Já no REsp nº 1.789.667/RJ, a Corte Superior consignou que “a fixação de alimentos depende do preenchimento de uma série de requisitos e não pode decorrer apenas do decurso do tempo. A idade avançada ou a fragilidade circunstancial de saúde da ex-esposa, fatos inexistentes quando da separação, não podem ser imputados ao recorrente, pois houve tempo hábil para se restabelecer após o divórcio, já que separada faticamente do recorrente há quase duas décadas”.

O REsp nº 1.829.295/SC, aqui examinado, foi assim ementado:

RECURSO ESPECIAL. DIREITO DE FAMÍLIA E PROCESSUAL CIVIL. AÇÃO DE EXONERAÇÃO DE ALIMENTOS. OBRIGAÇÃO ALIMENTAR PRESTADA POR EX-CÔNJUGE. EXCEPCIONALIDADE. PENSIONAMENTO PROLONGADO. IMPRESCINDIBILIDADE DA PRODUÇÃO DE PROVAS. CERCEAMENTO DE DEFESA RECONHECIDO. 1. Controvérsia em torno da pretensão do demandante de se desonerar do pagamento da pensão alimentícia prestada à demandada de quem se divorciou em 2008, alegando ter ela condições de prover seu próprio sustento. 2. Pedido de exoneração dos alimentos acolhido pelo juízo de primeiro grau, em julgamento antecipado da lide, tendo sido a sentença reformada pelo acórdão recorrido para julgar improcedente a demanda. 3. Conforme entendimento da doutrina e da jurisprudência deste Superior Tribunal de Justiça, o dever de prestar alimentos entre ex-cônjuges é transitório, devendo ser assegurado ao beneficiário dos alimentos por tempo hábil para que consiga prover a sua manutenção pelos próprios meios. 4. A concessão do pensionamento não está limitada somente à prova da alteração do binômio necessidade-possibilidade, devendo ser consideradas outras circunstâncias, tais como a capacidade potencial para o trabalho e o tempo decorrido entre o seu início e a data do pedido de desoneração. 5. No caso concreto, ao divergiram quanto à necessidade de manutenção da obrigação da prestação alimentar, ambas as instâncias ordinárias firmaram suas convicções baseadas em meras suposições. 6. Apesar da consabida importância da prova documental, em se tratando de controvérsia jurídica inegavelmente permeada por questões eminentemente fáticas, a hipótese dos autos revela a imprescindibilidade da produção de outras provas admitidas pelo ordenamento jurídico a fim de se oportunizar às partes a ampla defesa de seus argumentos, bem como permitir sejam proferidos pronunciamentos judiciais baseados em fundamentação capaz de justificar racionalmente a decisão adotada. 7. Reconhecido o cerceamento de defesa, fica prejudicado o exame das demais alegações de violação a dispositivos de lei federal. 8. RECURSO ESPECIAL PROVIDO PARA ANULAR A SENTENÇA, DETERMINANDO O RETORNO DOS AUTOS À INSTÂNCIA DE ORIGEM, DE MODO A VIABILIZAR A INSTRUÇÃO PROBATÓRIA.

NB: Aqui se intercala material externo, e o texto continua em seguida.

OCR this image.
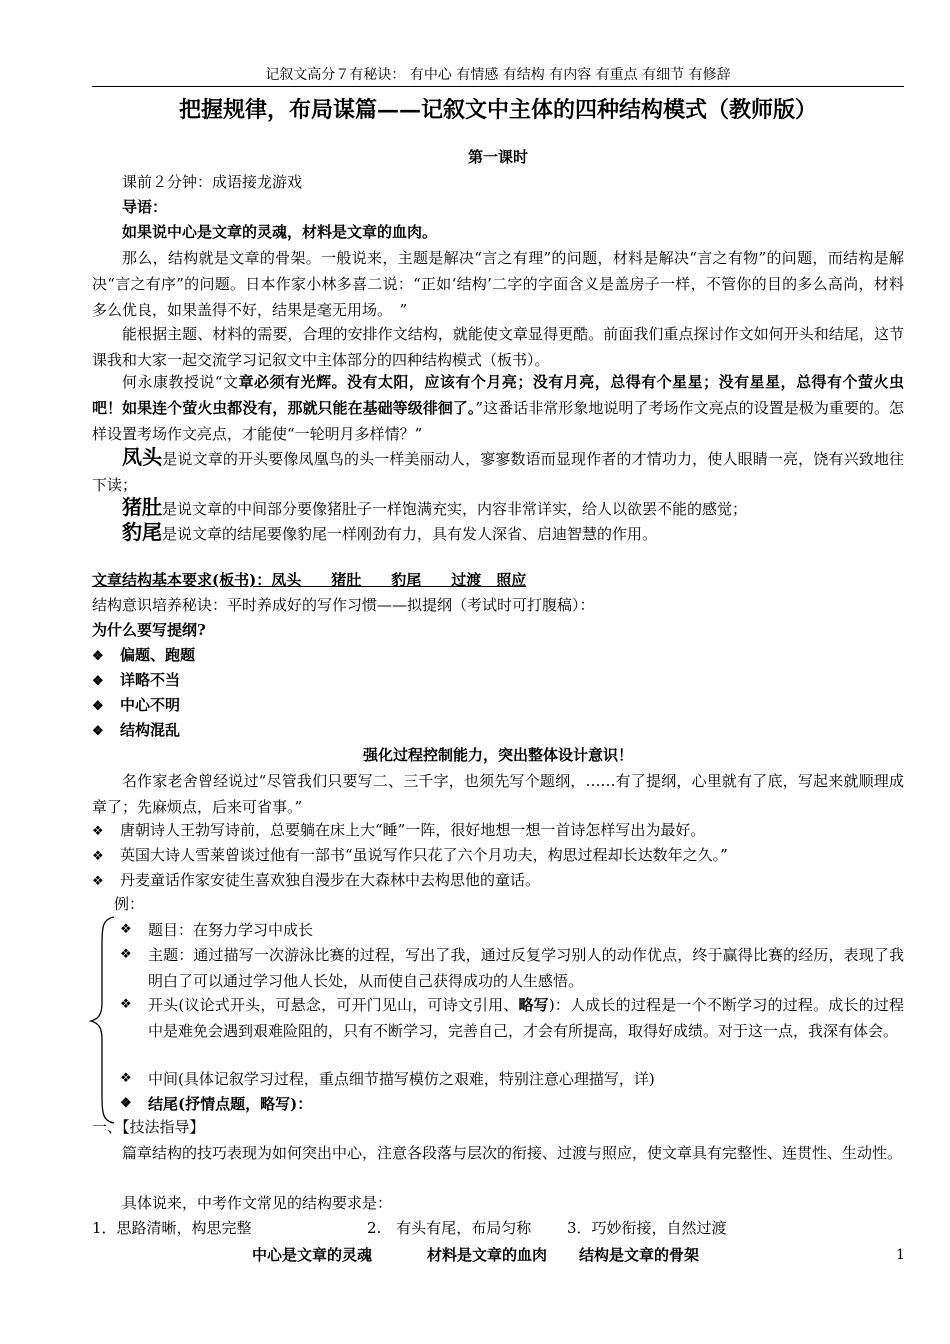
记叙文高分７有秘诀： 有中心 有情感 有结构 有内容 有重点 有细节 有修辞
把握规律，布局谋篇——记叙文中主体的四种结构模式（教师版）
第一课时
课前２分钟：成语接龙游戏
导语：
如果说中心是文章的灵魂，材料是文章的血肉。
那么，结构就是文章的骨架。一般说来，主题是解决“言之有理”的问题，材料是解决“言之有物”的问题，而结构是解决“言之有序”的问题。日本作家小林多喜二说：“正如‘结构’二字的字面含义是盖房子一样，不管你的目的多么高尚，材料多么优良，如果盖得不好，结果是毫无用场。　”
能根据主题、材料的需要，合理的安排作文结构，就能使文章显得更酷。前面我们重点探讨作文如何开头和结尾，这节课我和大家一起交流学习记叙文中主体部分的四种结构模式（板书）。
何永康教授说“文章必须有光辉。没有太阳，应该有个月亮；没有月亮，总得有个星星；没有星星，总得有个萤火虫吧！如果连个萤火虫都没有，那就只能在基础等级徘徊了。”这番话非常形象地说明了考场作文亮点的设置是极为重要的。怎样设置考场作文亮点，才能使“一轮明月多样情？”
凤头是说文章的开头要像凤凰鸟的头一样美丽动人，寥寥数语而显现作者的才情功力，使人眼睛一亮，饶有兴致地往下读；
猪肚是说文章的中间部分要像猪肚子一样饱满充实，内容非常详实，给人以欲罢不能的感觉；
豹尾是说文章的结尾要像豹尾一样刚劲有力，具有发人深省、启迪智慧的作用。
文章结构基本要求(板书)：凤头　　猪肚　　豹尾　　过渡　照应
结构意识培养秘诀：平时养成好的写作习惯——拟提纲（考试时可打腹稿）：
为什么要写提纲?
❖ 偏题、跑题
❖ 详略不当
❖ 中心不明
❖ 结构混乱
强化过程控制能力，突出整体设计意识！
名作家老舍曾经说过“尽管我们只要写二、三千字，也须先写个题纲，……有了提纲，心里就有了底，写起来就顺理成章了；先麻烦点，后来可省事。”
❖ 唐朝诗人王勃写诗前，总要躺在床上大“睡”一阵，很好地想一想一首诗怎样写出为最好。
❖ 英国大诗人雪莱曾谈过他有一部书“虽说写作只花了六个月功夫，构思过程却长达数年之久。”
❖ 丹麦童话作家安徒生喜欢独自漫步在大森林中去构思他的童话。
例：
❖	题目：在努力学习中成长
❖	主题：通过描写一次游泳比赛的过程，写出了我，通过反复学习别人的动作优点，终于赢得比赛的经历，表现了我明白了可以通过学习他人长处，从而使自己获得成功的人生感悟。
❖	开头(议论式开头，可悬念，可开门见山，可诗文引用、略写)：人成长的过程是一个不断学习的过程。成长的过程中是难免会遇到艰难险阻的，只有不断学习，完善自己，才会有所提高，取得好成绩。对于这一点，我深有体会。
❖	中间(具体记叙学习过程，重点细节描写模仿之艰难，特别注意心理描写，详)
❖	结尾(抒情点题，略写)：
一、【技法指导】
篇章结构的技巧表现为如何突出中心，注意各段落与层次的衔接、过渡与照应，使文章具有完整性、连贯性、生动性。
具体说来，中考作文常见的结构要求是：
1．思路清晰，构思完整	2.　有头有尾，布局匀称 3．巧妙衔接，自然过渡
中心是文章的灵魂	材料是文章的血肉 结构是文章的骨架	1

Portanto, tem-se que o pensionamento entre ex-cônjuges, apesar de previsto pelo ordenamento jurídico, deve ser medida excepcional e transitória, suficiente a possibilitar ao cônjuge alimentado que se (re)insira no mercado de trabalho e passe a prover o sustento próprio, não podendo o alimentante ficar atrelado indefinidamente ao sustento do ex-cônjuge, sob pena de ferir-se o princípio da razoabilidade.